Ardern also announced that from Northland, the country will be rolling out “Mr Whippy-style” mobile vaccination clinics on buses in an attempt to reach communities where vaccines are less accessible.

“In Australia they started doing something similar and called the mobile outreach clinics Jabba the bus,” said Ardern. “I’m sure we can do better.”

“We have some front runners: the double jab ute and the jabbin ‘car.”

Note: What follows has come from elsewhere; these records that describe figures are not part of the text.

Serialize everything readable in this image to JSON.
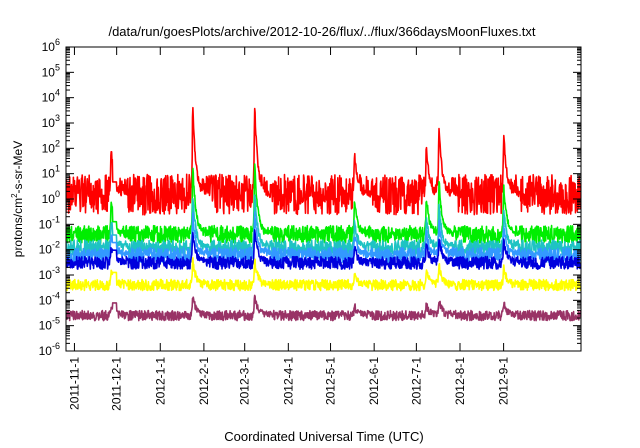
{
  "chart_data": {
    "type": "line",
    "title": "/data/run/goesPlots/archive/2012-10-26/flux/../flux/366daysMoonFluxes.txt",
    "xlabel": "Coordinated Universal Time (UTC)",
    "ylabel_parts": [
      "protons/cm",
      "2",
      "-s-sr-MeV"
    ],
    "y_scale": "log",
    "ylim": [
      1e-06,
      1000000.0
    ],
    "xlim": [
      "2011-10-26",
      "2012-10-26"
    ],
    "grid": false,
    "legend": "none",
    "y_ticks": [
      {
        "value": 1e-06,
        "base": "10",
        "exp": "-6"
      },
      {
        "value": 1e-05,
        "base": "10",
        "exp": "-5"
      },
      {
        "value": 0.0001,
        "base": "10",
        "exp": "-4"
      },
      {
        "value": 0.001,
        "base": "10",
        "exp": "-3"
      },
      {
        "value": 0.01,
        "base": "10",
        "exp": "-2"
      },
      {
        "value": 0.1,
        "base": "10",
        "exp": "-1"
      },
      {
        "value": 1,
        "base": "10",
        "exp": "0"
      },
      {
        "value": 10,
        "base": "10",
        "exp": "1"
      },
      {
        "value": 100,
        "base": "10",
        "exp": "2"
      },
      {
        "value": 1000.0,
        "base": "10",
        "exp": "3"
      },
      {
        "value": 10000.0,
        "base": "10",
        "exp": "4"
      },
      {
        "value": 100000.0,
        "base": "10",
        "exp": "5"
      },
      {
        "value": 1000000.0,
        "base": "10",
        "exp": "6"
      }
    ],
    "x_ticks": [
      {
        "date": "2011-11-01",
        "label": "2011-11-1"
      },
      {
        "date": "2011-12-01",
        "label": "2011-12-1"
      },
      {
        "date": "2012-01-01",
        "label": "2012-1-1"
      },
      {
        "date": "2012-02-01",
        "label": "2012-2-1"
      },
      {
        "date": "2012-03-01",
        "label": "2012-3-1"
      },
      {
        "date": "2012-04-01",
        "label": "2012-4-1"
      },
      {
        "date": "2012-05-01",
        "label": "2012-5-1"
      },
      {
        "date": "2012-06-01",
        "label": "2012-6-1"
      },
      {
        "date": "2012-07-01",
        "label": "2012-7-1"
      },
      {
        "date": "2012-08-01",
        "label": "2012-8-1"
      },
      {
        "date": "2012-09-01",
        "label": "2012-9-1"
      }
    ],
    "events": [
      {
        "date": "2011-11-27",
        "peak": 120
      },
      {
        "date": "2012-01-24",
        "peak": 6000
      },
      {
        "date": "2012-03-08",
        "peak": 8000
      },
      {
        "date": "2012-05-18",
        "peak": 80
      },
      {
        "date": "2012-07-08",
        "peak": 150
      },
      {
        "date": "2012-07-17",
        "peak": 1000
      },
      {
        "date": "2012-09-01",
        "peak": 500
      }
    ],
    "gaps": [
      [
        "2011-11-28",
        "2011-12-01"
      ]
    ],
    "series": [
      {
        "color": "#ff0000",
        "baseline": 1.5,
        "spread": 0.8
      },
      {
        "color": "#00ee00",
        "baseline": 0.04,
        "spread": 0.35
      },
      {
        "color": "#1ec3c3",
        "baseline": 0.012,
        "spread": 0.3
      },
      {
        "color": "#3399ff",
        "baseline": 0.006,
        "spread": 0.3
      },
      {
        "color": "#0000dd",
        "baseline": 0.003,
        "spread": 0.25
      },
      {
        "color": "#ffff00",
        "baseline": 0.0004,
        "spread": 0.22
      },
      {
        "color": "#993366",
        "baseline": 2.5e-05,
        "spread": 0.2
      }
    ]
  }
}
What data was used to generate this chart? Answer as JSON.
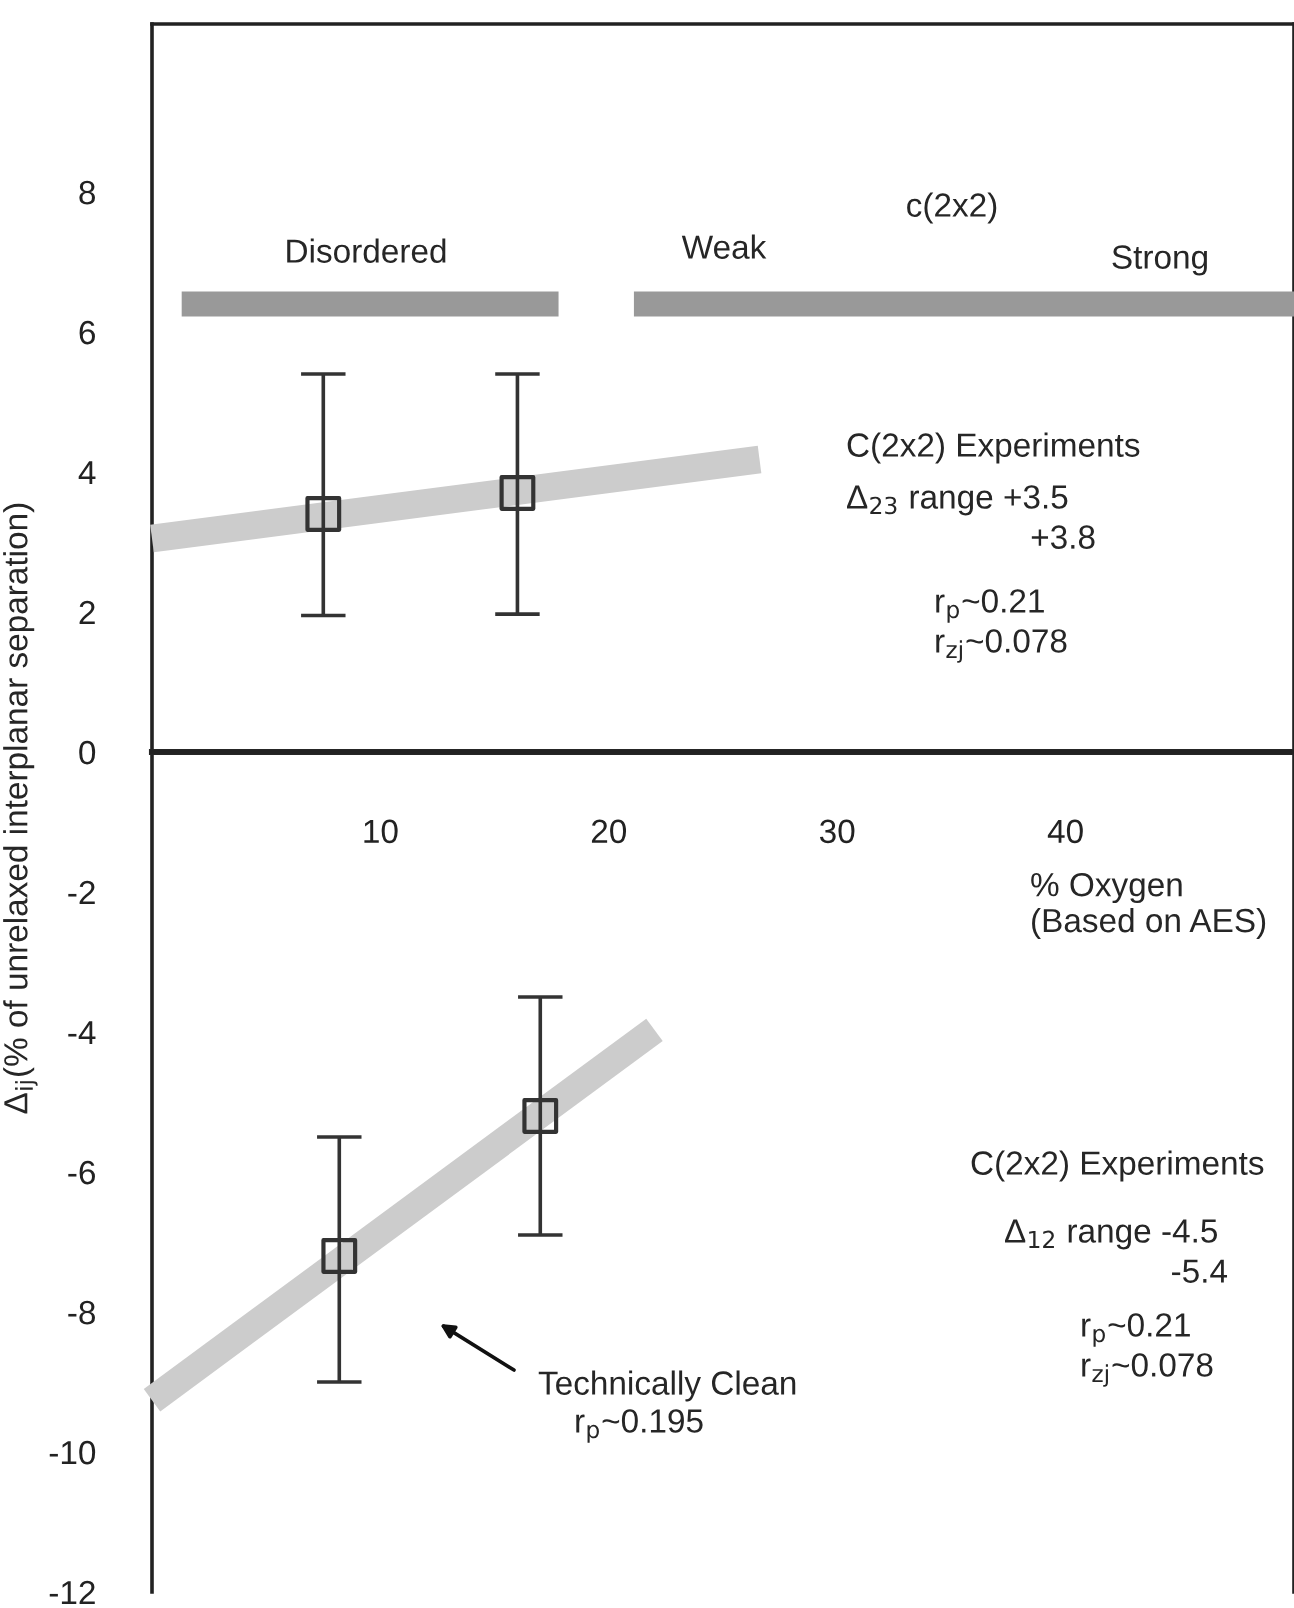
{
  "chart_data": {
    "type": "scatter",
    "ylabel": "Δ$_{ij}$(% of unrelaxed interplanar separation)",
    "xlabel": "% Oxygen\n(Based on AES)",
    "xlim": [
      0,
      50
    ],
    "xticks": [
      10,
      20,
      30,
      40
    ],
    "ylim": [
      -12,
      10.4
    ],
    "yticks": [
      -12,
      -10,
      -8,
      -6,
      -4,
      -2,
      0,
      2,
      4,
      6,
      8
    ],
    "grid": false,
    "legend": false,
    "series": [
      {
        "type": "line",
        "marker": "none",
        "color": "#999999",
        "name": "Disordered",
        "x": [
          1.3,
          17.8
        ],
        "values": [
          6.4,
          6.4
        ]
      },
      {
        "type": "line",
        "marker": "none",
        "color": "#999999",
        "name": "c(2x2)",
        "x": [
          21.1,
          50
        ],
        "values": [
          6.4,
          6.4
        ]
      },
      {
        "type": "line",
        "marker": "none",
        "color": "#cccccc",
        "x": [
          0,
          26.6
        ],
        "values": [
          3.05,
          4.18
        ]
      },
      {
        "type": "line",
        "marker": "none",
        "color": "#cccccc",
        "x": [
          0,
          22.0
        ],
        "values": [
          -9.26,
          -3.97
        ]
      },
      {
        "marker": "square",
        "color": "#333333",
        "x": [
          7.5,
          16.0
        ],
        "values": [
          3.4,
          3.7
        ],
        "errors": [
          [
            1.95,
            5.4
          ],
          [
            1.97,
            5.4
          ]
        ]
      },
      {
        "marker": "square",
        "color": "#333333",
        "x": [
          8.2,
          17.0
        ],
        "values": [
          -7.2,
          -5.2
        ],
        "errors": [
          [
            -9.0,
            -5.5
          ],
          [
            -6.9,
            -3.5
          ]
        ]
      }
    ],
    "annotations": [
      "Weak",
      "Strong",
      "C(2x2) Experiments",
      "Δ$_{23}$ range +3.5",
      "+3.8",
      "r$_{p}$~0.21",
      "r$_{zj}$~0.078",
      "C(2x2) Experiments",
      "Δ$_{12}$ range -4.5",
      "-5.4",
      "r$_{p}$~0.21",
      "r$_{zj}$~0.078",
      "Technically Clean",
      "r$_{p}$~0.195"
    ]
  }
}
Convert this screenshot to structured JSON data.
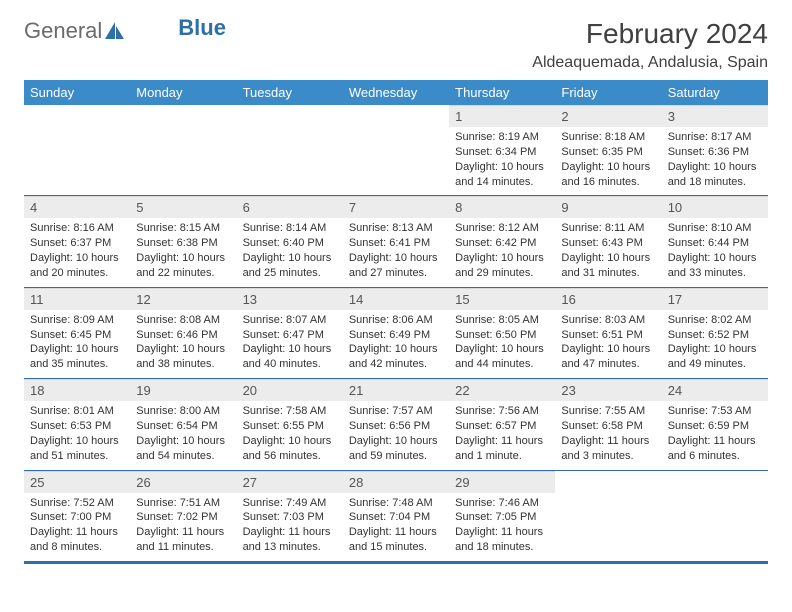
{
  "brand": {
    "part1": "General",
    "part2": "Blue"
  },
  "title": "February 2024",
  "location": "Aldeaquemada, Andalusia, Spain",
  "colors": {
    "header_bg": "#3b8bc8",
    "header_text": "#ffffff",
    "rule": "#2f6fa8",
    "daynum_bg": "#ececec",
    "text": "#333333",
    "logo_gray": "#6b6b6b",
    "logo_blue": "#2f6fa8"
  },
  "day_names": [
    "Sunday",
    "Monday",
    "Tuesday",
    "Wednesday",
    "Thursday",
    "Friday",
    "Saturday"
  ],
  "weeks": [
    [
      {
        "n": "",
        "sr": "",
        "ss": "",
        "dl": "",
        "empty": true
      },
      {
        "n": "",
        "sr": "",
        "ss": "",
        "dl": "",
        "empty": true
      },
      {
        "n": "",
        "sr": "",
        "ss": "",
        "dl": "",
        "empty": true
      },
      {
        "n": "",
        "sr": "",
        "ss": "",
        "dl": "",
        "empty": true
      },
      {
        "n": "1",
        "sr": "Sunrise: 8:19 AM",
        "ss": "Sunset: 6:34 PM",
        "dl": "Daylight: 10 hours and 14 minutes."
      },
      {
        "n": "2",
        "sr": "Sunrise: 8:18 AM",
        "ss": "Sunset: 6:35 PM",
        "dl": "Daylight: 10 hours and 16 minutes."
      },
      {
        "n": "3",
        "sr": "Sunrise: 8:17 AM",
        "ss": "Sunset: 6:36 PM",
        "dl": "Daylight: 10 hours and 18 minutes."
      }
    ],
    [
      {
        "n": "4",
        "sr": "Sunrise: 8:16 AM",
        "ss": "Sunset: 6:37 PM",
        "dl": "Daylight: 10 hours and 20 minutes."
      },
      {
        "n": "5",
        "sr": "Sunrise: 8:15 AM",
        "ss": "Sunset: 6:38 PM",
        "dl": "Daylight: 10 hours and 22 minutes."
      },
      {
        "n": "6",
        "sr": "Sunrise: 8:14 AM",
        "ss": "Sunset: 6:40 PM",
        "dl": "Daylight: 10 hours and 25 minutes."
      },
      {
        "n": "7",
        "sr": "Sunrise: 8:13 AM",
        "ss": "Sunset: 6:41 PM",
        "dl": "Daylight: 10 hours and 27 minutes."
      },
      {
        "n": "8",
        "sr": "Sunrise: 8:12 AM",
        "ss": "Sunset: 6:42 PM",
        "dl": "Daylight: 10 hours and 29 minutes."
      },
      {
        "n": "9",
        "sr": "Sunrise: 8:11 AM",
        "ss": "Sunset: 6:43 PM",
        "dl": "Daylight: 10 hours and 31 minutes."
      },
      {
        "n": "10",
        "sr": "Sunrise: 8:10 AM",
        "ss": "Sunset: 6:44 PM",
        "dl": "Daylight: 10 hours and 33 minutes."
      }
    ],
    [
      {
        "n": "11",
        "sr": "Sunrise: 8:09 AM",
        "ss": "Sunset: 6:45 PM",
        "dl": "Daylight: 10 hours and 35 minutes."
      },
      {
        "n": "12",
        "sr": "Sunrise: 8:08 AM",
        "ss": "Sunset: 6:46 PM",
        "dl": "Daylight: 10 hours and 38 minutes."
      },
      {
        "n": "13",
        "sr": "Sunrise: 8:07 AM",
        "ss": "Sunset: 6:47 PM",
        "dl": "Daylight: 10 hours and 40 minutes."
      },
      {
        "n": "14",
        "sr": "Sunrise: 8:06 AM",
        "ss": "Sunset: 6:49 PM",
        "dl": "Daylight: 10 hours and 42 minutes."
      },
      {
        "n": "15",
        "sr": "Sunrise: 8:05 AM",
        "ss": "Sunset: 6:50 PM",
        "dl": "Daylight: 10 hours and 44 minutes."
      },
      {
        "n": "16",
        "sr": "Sunrise: 8:03 AM",
        "ss": "Sunset: 6:51 PM",
        "dl": "Daylight: 10 hours and 47 minutes."
      },
      {
        "n": "17",
        "sr": "Sunrise: 8:02 AM",
        "ss": "Sunset: 6:52 PM",
        "dl": "Daylight: 10 hours and 49 minutes."
      }
    ],
    [
      {
        "n": "18",
        "sr": "Sunrise: 8:01 AM",
        "ss": "Sunset: 6:53 PM",
        "dl": "Daylight: 10 hours and 51 minutes."
      },
      {
        "n": "19",
        "sr": "Sunrise: 8:00 AM",
        "ss": "Sunset: 6:54 PM",
        "dl": "Daylight: 10 hours and 54 minutes."
      },
      {
        "n": "20",
        "sr": "Sunrise: 7:58 AM",
        "ss": "Sunset: 6:55 PM",
        "dl": "Daylight: 10 hours and 56 minutes."
      },
      {
        "n": "21",
        "sr": "Sunrise: 7:57 AM",
        "ss": "Sunset: 6:56 PM",
        "dl": "Daylight: 10 hours and 59 minutes."
      },
      {
        "n": "22",
        "sr": "Sunrise: 7:56 AM",
        "ss": "Sunset: 6:57 PM",
        "dl": "Daylight: 11 hours and 1 minute."
      },
      {
        "n": "23",
        "sr": "Sunrise: 7:55 AM",
        "ss": "Sunset: 6:58 PM",
        "dl": "Daylight: 11 hours and 3 minutes."
      },
      {
        "n": "24",
        "sr": "Sunrise: 7:53 AM",
        "ss": "Sunset: 6:59 PM",
        "dl": "Daylight: 11 hours and 6 minutes."
      }
    ],
    [
      {
        "n": "25",
        "sr": "Sunrise: 7:52 AM",
        "ss": "Sunset: 7:00 PM",
        "dl": "Daylight: 11 hours and 8 minutes."
      },
      {
        "n": "26",
        "sr": "Sunrise: 7:51 AM",
        "ss": "Sunset: 7:02 PM",
        "dl": "Daylight: 11 hours and 11 minutes."
      },
      {
        "n": "27",
        "sr": "Sunrise: 7:49 AM",
        "ss": "Sunset: 7:03 PM",
        "dl": "Daylight: 11 hours and 13 minutes."
      },
      {
        "n": "28",
        "sr": "Sunrise: 7:48 AM",
        "ss": "Sunset: 7:04 PM",
        "dl": "Daylight: 11 hours and 15 minutes."
      },
      {
        "n": "29",
        "sr": "Sunrise: 7:46 AM",
        "ss": "Sunset: 7:05 PM",
        "dl": "Daylight: 11 hours and 18 minutes."
      },
      {
        "n": "",
        "sr": "",
        "ss": "",
        "dl": "",
        "empty": true
      },
      {
        "n": "",
        "sr": "",
        "ss": "",
        "dl": "",
        "empty": true
      }
    ]
  ]
}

In the meantime, officials are pushing up vaccination rates. A total of 66.5% of the eligible population [those aged 12 years and over] received at least one dose of the vaccine and 34% received both doses. The country currently vaccinates about 55,000 people per day, up from a peak of about 90,000 doses per day in late August.

Ardern urged the New Zealanders to get vaccinated. “Just as we have led the world with the success of our elimination strategy, I want New Zealand to lead the world in the future, both in terms of freedoms and our health and wellbeing,” said Ardern. “With high vaccination rates, we can achieve just that.”